By Andrew C. Kassner and Joseph N. Argentina Jr.
April 01, 2022

It is impossible to predict whether supply chain disruptions caused by the COVID pandemic, increased interest rates, market volatility, changes in workforce trends, inflationary pressures, and geopolitical upheaval will lead to a recession and wave of bankruptcies. Regardless, certain sectors and businesses undoubtedly will experience distress, and doing business with distressed customers always brings the risk of nonpayment.

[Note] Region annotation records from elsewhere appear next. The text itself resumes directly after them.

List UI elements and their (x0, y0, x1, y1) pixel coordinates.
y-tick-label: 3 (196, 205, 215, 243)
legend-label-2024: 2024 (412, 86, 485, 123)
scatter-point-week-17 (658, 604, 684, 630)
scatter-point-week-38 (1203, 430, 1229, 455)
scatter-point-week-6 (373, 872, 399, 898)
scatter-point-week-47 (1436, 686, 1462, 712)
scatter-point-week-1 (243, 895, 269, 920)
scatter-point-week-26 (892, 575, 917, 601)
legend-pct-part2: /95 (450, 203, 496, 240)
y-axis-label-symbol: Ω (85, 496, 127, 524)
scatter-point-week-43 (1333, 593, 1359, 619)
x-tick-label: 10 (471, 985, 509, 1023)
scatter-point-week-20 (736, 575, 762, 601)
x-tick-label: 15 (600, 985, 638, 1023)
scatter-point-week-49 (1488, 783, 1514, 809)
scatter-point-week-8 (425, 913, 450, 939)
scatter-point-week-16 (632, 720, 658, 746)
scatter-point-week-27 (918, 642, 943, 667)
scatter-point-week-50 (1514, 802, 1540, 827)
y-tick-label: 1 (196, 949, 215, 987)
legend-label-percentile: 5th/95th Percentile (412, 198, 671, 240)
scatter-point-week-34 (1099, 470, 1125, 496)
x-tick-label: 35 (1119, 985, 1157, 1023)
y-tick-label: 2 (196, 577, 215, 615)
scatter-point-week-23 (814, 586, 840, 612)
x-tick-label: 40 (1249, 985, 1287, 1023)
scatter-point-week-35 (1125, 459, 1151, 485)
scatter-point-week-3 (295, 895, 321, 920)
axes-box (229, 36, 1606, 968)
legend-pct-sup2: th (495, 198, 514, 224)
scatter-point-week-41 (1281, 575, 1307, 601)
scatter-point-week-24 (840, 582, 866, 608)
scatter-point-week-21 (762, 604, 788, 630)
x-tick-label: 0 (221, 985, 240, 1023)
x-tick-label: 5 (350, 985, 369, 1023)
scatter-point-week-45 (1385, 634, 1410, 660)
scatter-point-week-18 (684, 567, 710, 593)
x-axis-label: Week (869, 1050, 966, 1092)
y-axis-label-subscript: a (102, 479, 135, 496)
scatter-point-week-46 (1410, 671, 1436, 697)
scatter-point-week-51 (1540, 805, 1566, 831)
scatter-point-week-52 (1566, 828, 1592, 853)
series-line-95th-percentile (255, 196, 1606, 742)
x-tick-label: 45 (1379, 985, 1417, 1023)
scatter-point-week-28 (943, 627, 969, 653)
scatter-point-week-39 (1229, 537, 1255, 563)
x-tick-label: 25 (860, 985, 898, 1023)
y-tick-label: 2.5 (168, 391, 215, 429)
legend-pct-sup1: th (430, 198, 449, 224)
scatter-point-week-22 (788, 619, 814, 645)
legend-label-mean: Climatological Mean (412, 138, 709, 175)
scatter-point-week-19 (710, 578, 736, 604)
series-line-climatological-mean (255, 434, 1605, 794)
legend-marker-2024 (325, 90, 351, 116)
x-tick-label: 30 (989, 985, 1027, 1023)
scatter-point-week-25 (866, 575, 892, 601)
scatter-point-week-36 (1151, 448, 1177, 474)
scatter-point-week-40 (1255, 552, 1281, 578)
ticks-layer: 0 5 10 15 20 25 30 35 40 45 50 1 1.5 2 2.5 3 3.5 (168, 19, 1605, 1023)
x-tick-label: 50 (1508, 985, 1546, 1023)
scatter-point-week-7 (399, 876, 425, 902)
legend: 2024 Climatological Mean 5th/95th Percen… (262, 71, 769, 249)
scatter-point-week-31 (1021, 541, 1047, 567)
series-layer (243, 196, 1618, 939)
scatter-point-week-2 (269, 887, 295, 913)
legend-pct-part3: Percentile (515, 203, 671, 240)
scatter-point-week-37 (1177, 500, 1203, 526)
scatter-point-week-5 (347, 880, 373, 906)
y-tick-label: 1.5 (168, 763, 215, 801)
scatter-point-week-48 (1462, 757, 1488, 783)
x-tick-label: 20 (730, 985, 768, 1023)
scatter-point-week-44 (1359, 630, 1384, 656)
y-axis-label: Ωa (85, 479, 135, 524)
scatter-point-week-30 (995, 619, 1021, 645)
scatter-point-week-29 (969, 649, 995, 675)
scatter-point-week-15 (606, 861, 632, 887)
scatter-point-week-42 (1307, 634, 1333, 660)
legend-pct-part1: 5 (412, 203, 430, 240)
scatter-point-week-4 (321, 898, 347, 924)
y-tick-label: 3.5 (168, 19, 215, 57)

But there is another risk that can be even more frustrating. One of the basic policies of bankruptcy law is that creditors who receive payments on antecedent debts as the debtor slides into bankruptcy may have those payments recovered by the bankruptcy estate as a preference. In the face of this risk, suppliers have taken comfort knowing the Bankruptcy Code protects regular, ordinary commercial transactions between distressed companies and vendors willing to continue the relationship. But what is ordinary? For decades, courts have wrestled with this question. And it can involve significant sums. In a recent decision of the U.S. Bankruptcy Court for the Southern District of Indiana in the Chapter 11 case In re HHGregg, (Adv. No. 17-50282), a supplier whose invoices were paid consistent with payment terms was nevertheless held liable for $3,517,805.06 plus prejudgment interest as a preference.